Search & Win

Pi Are Round

The beautiful young woman is our friend, Grace.  She comes to stay with us from time to time.  And we benefit from her friendship, her delicious cooking, and her prayers for us.  This is a picture from her last visit when she made us apple pie.  It was the only picture of a pie that I have, so. . .  But I am sure you will hear more about Grace in the future as she is coming in two week for another visit.  So I am glad to introduce you to her now.

Jor Man asked at breakfast, "What is Pi?"  He had heard of it in a movie, and then again in a book he is reading.

I got out a sheet of paper and began to explain, "Imagine we were putting in a garden, and we wanted to make it a circle.  How would be know how much fence to buy to go around the outside?"

"Well,"  Jor Man reasoned, "How big is the circle?"  He already knew about radius and diameter, so we went over these terms with the girls.  Then we added the term "circumference" to all their vocabularies.
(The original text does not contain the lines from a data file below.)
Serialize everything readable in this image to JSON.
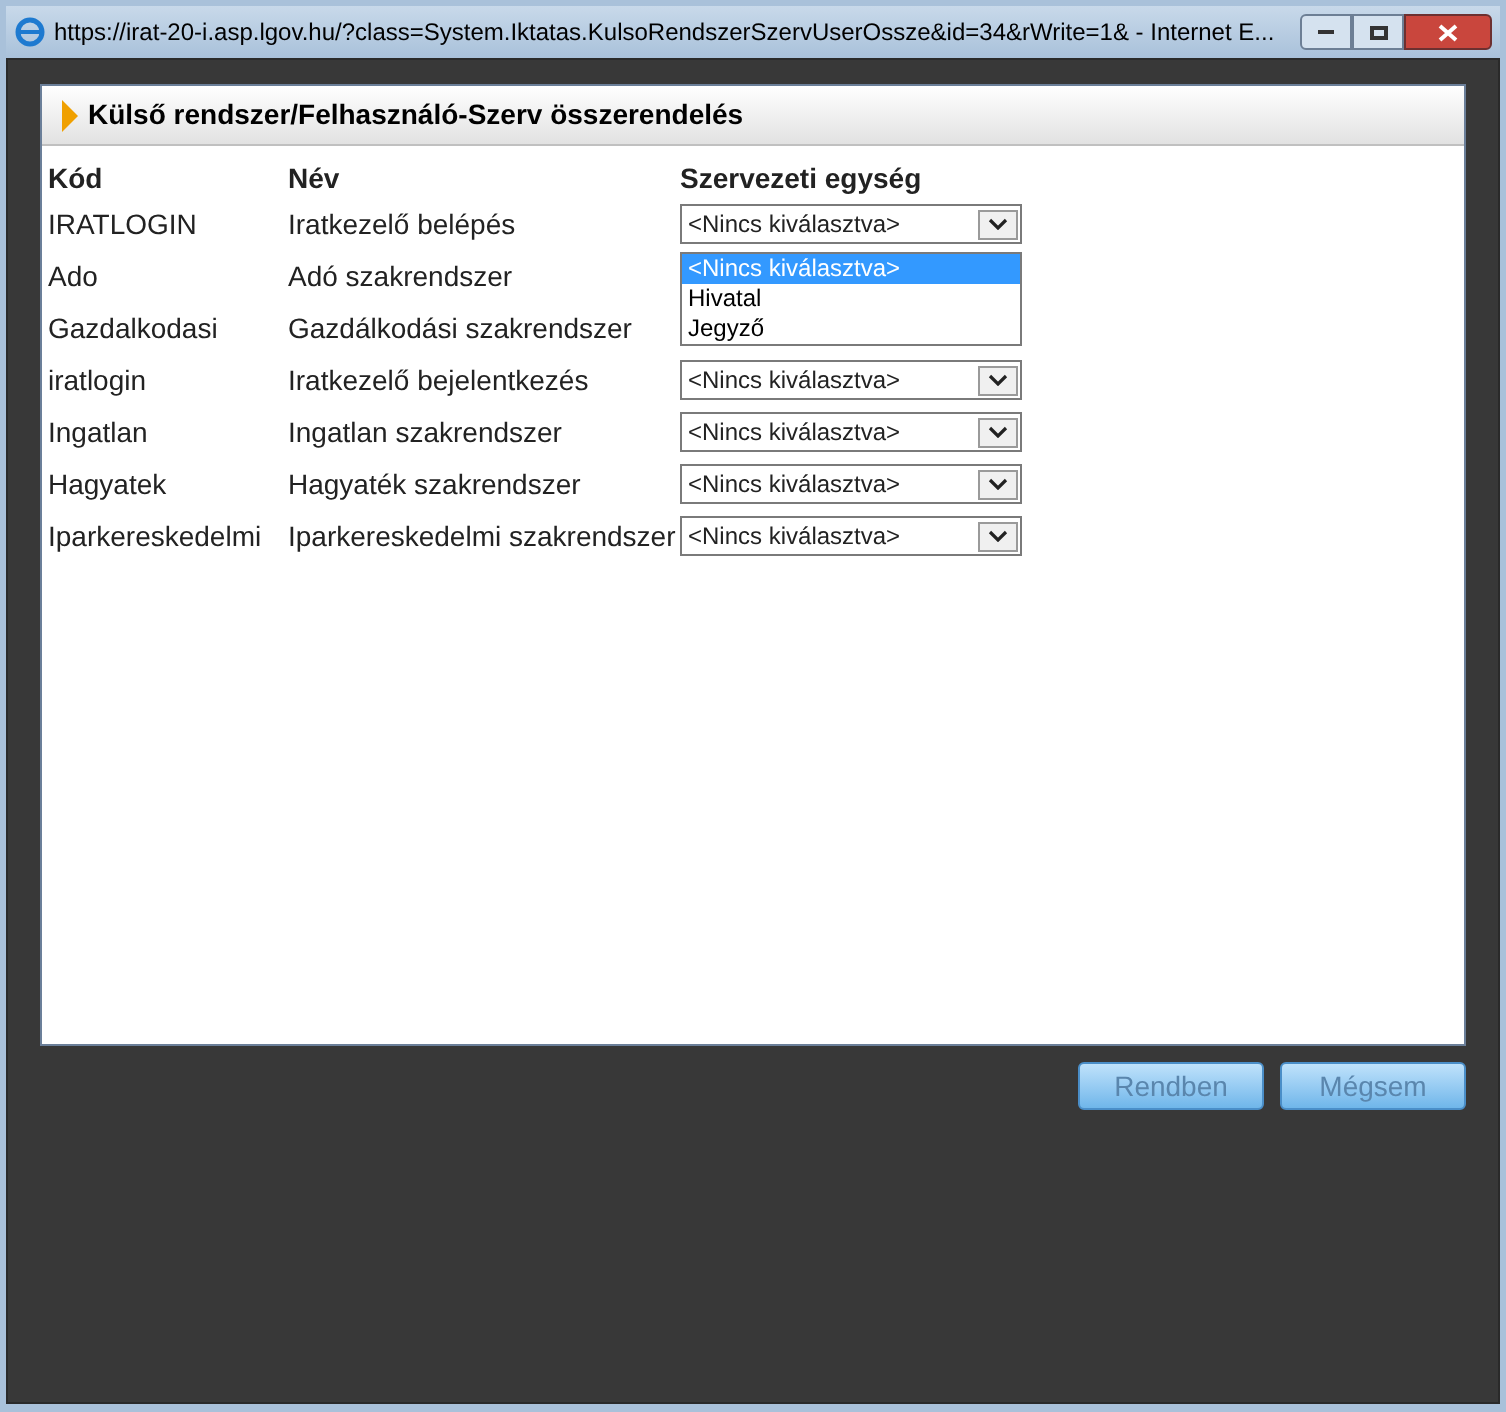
{
  "window": {
    "title": "https://irat-20-i.asp.lgov.hu/?class=System.Iktatas.KulsoRendszerSzervUserOssze&id=34&rWrite=1& - Internet E..."
  },
  "panel": {
    "title": "Külső rendszer/Felhasználó-Szerv összerendelés"
  },
  "table": {
    "columns": [
      "Kód",
      "Név",
      "Szervezeti egység"
    ],
    "rows": [
      {
        "code": "IRATLOGIN",
        "name": "Iratkezelő belépés",
        "select": {
          "value": "<Nincs kiválasztva>",
          "open": false
        }
      },
      {
        "code": "Ado",
        "name": "Adó szakrendszer",
        "select": {
          "open": true,
          "options": [
            {
              "label": "<Nincs kiválasztva>",
              "selected": true
            },
            {
              "label": "Hivatal",
              "selected": false
            },
            {
              "label": "Jegyző",
              "selected": false
            }
          ]
        }
      },
      {
        "code": "Gazdalkodasi",
        "name": "Gazdálkodási szakrendszer"
      },
      {
        "code": "iratlogin",
        "name": "Iratkezelő bejelentkezés",
        "select": {
          "value": "<Nincs kiválasztva>",
          "open": false
        }
      },
      {
        "code": "Ingatlan",
        "name": "Ingatlan szakrendszer",
        "select": {
          "value": "<Nincs kiválasztva>",
          "open": false
        }
      },
      {
        "code": "Hagyatek",
        "name": "Hagyaték szakrendszer",
        "select": {
          "value": "<Nincs kiválasztva>",
          "open": false
        }
      },
      {
        "code": "Iparkereskedelmi",
        "name": "Iparkereskedelmi szakrendszer",
        "select": {
          "value": "<Nincs kiválasztva>",
          "open": false
        }
      }
    ]
  },
  "buttons": [
    {
      "label": "Rendben",
      "disabled": true
    },
    {
      "label": "Mégsem",
      "disabled": true
    }
  ]
}
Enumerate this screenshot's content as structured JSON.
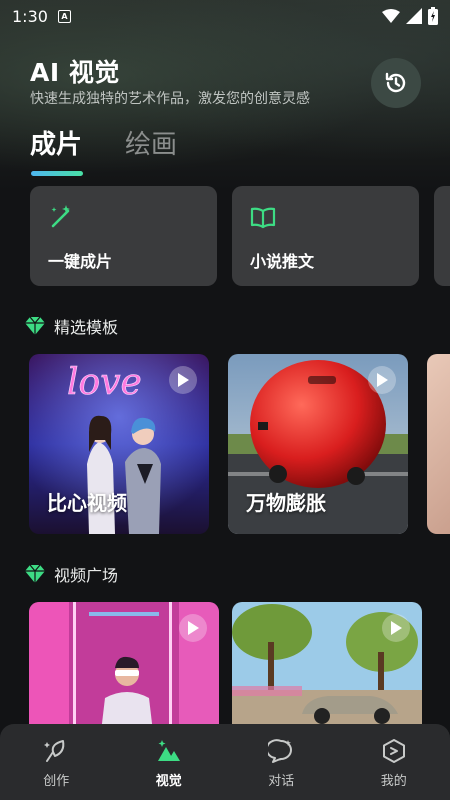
{
  "status_bar": {
    "time": "1:30",
    "notif_letter": "A"
  },
  "header": {
    "title": "AI 视觉",
    "subtitle": "快速生成独特的艺术作品，激发您的创意灵感"
  },
  "tabs": [
    {
      "label": "成片",
      "active": true
    },
    {
      "label": "绘画",
      "active": false
    }
  ],
  "quick_actions": [
    {
      "label": "一键成片",
      "icon": "magic-wand-icon"
    },
    {
      "label": "小说推文",
      "icon": "open-book-icon"
    }
  ],
  "featured_section": {
    "title": "精选模板"
  },
  "templates": [
    {
      "label": "比心视频",
      "neon_text": "love"
    },
    {
      "label": "万物膨胀"
    }
  ],
  "video_section": {
    "title": "视频广场"
  },
  "bottom_nav": [
    {
      "label": "创作",
      "icon": "quill-icon",
      "active": false
    },
    {
      "label": "视觉",
      "icon": "triangles-icon",
      "active": true
    },
    {
      "label": "对话",
      "icon": "chat-bubble-icon",
      "active": false
    },
    {
      "label": "我的",
      "icon": "hexagon-icon",
      "active": false
    }
  ],
  "colors": {
    "accent": "#3ddc84",
    "background": "#121315",
    "card": "#3a3b3d",
    "nav": "#2a2b2d"
  }
}
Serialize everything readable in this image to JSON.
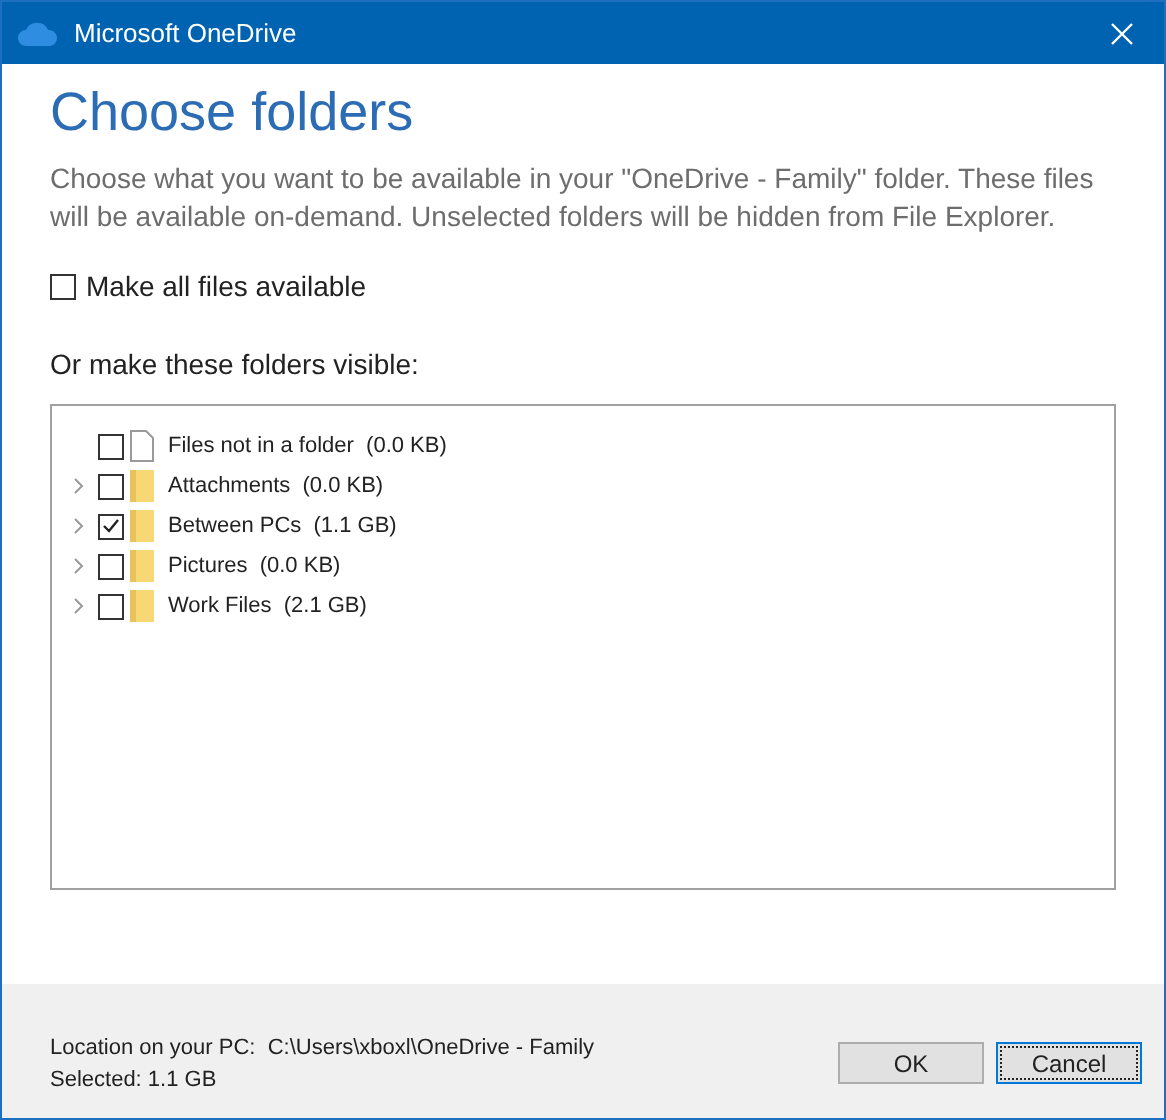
{
  "window": {
    "title": "Microsoft OneDrive"
  },
  "heading": "Choose folders",
  "description": "Choose what you want to be available in your \"OneDrive - Family\" folder. These files will be available on-demand. Unselected folders will be hidden from File Explorer.",
  "make_all": {
    "label": "Make all files available",
    "checked": false
  },
  "folders_label": "Or make these folders visible:",
  "items": [
    {
      "kind": "file",
      "name": "Files not in a folder",
      "size": "(0.0 KB)",
      "checked": false
    },
    {
      "kind": "folder",
      "name": "Attachments",
      "size": "(0.0 KB)",
      "checked": false
    },
    {
      "kind": "folder",
      "name": "Between PCs",
      "size": "(1.1 GB)",
      "checked": true
    },
    {
      "kind": "folder",
      "name": "Pictures",
      "size": "(0.0 KB)",
      "checked": false
    },
    {
      "kind": "folder",
      "name": "Work Files",
      "size": "(2.1 GB)",
      "checked": false
    }
  ],
  "location": {
    "label": "Location on your PC:",
    "path": "C:\\Users\\xboxl\\OneDrive - Family"
  },
  "selected": "Selected: 1.1 GB",
  "buttons": [
    {
      "label": "OK",
      "focused": false
    },
    {
      "label": "Cancel",
      "focused": true
    }
  ]
}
The magic of Pi was revealed.  Big Dad showed them how the circumference of any circle is the diameter three times and a little more.  That's true whether it's a really big house-sized circle, or an itty-bitty circle.  Ooohh!  Aaaahh!  The kids, including the very-hard-to-impress Jor Man, were wowed!

Next I "Swagbucks" searched the term Pi, and read it to them to the 20th digit.  We explained that it goes on forever and never repeats!  More awe.  I also told them that my brother had Pi memorized to the hundreth digit when we were kids.  Really.

We did the math to figure out how big the fence would need to be for our imaginary garden.  Then I asked, how much area is inside the circle?  Huh?

I explained.  Let's say we want to plant wildflowers, and the package says to sprinkle so much seed per square foot of garden.  Confused looks.  An explanation of the concept of a square foot ensued.  Then we went back to the question.  How many square feet in our imaginary garden circle?  How could we find out?  We drew a square around the circle and used the diameter as the length of the sides.  We estimated the number of square feet in the circle based on the square feet in the square.

Then I showed them how to use Pi to figure the area of a circle.  Pi x radius squared, or Pi r squared.  (Forgive my not using the symbols here.  I fear they will not translate well in the blog and come out all funky.)

Pi r square.  "No!"  Jor Man laughed.  "Pi are round!"  And I laughed, too.  Because that was what my mother said when she taught it to me.    We figured out the area and compared it to our estimate.  It's a good thing we have Pi.  The estimate was pretty off.

Wish you were here!

1 comment:

Anonymous said...

Excellent! And not nearly so dry as it would have been at a desk with a chalk board.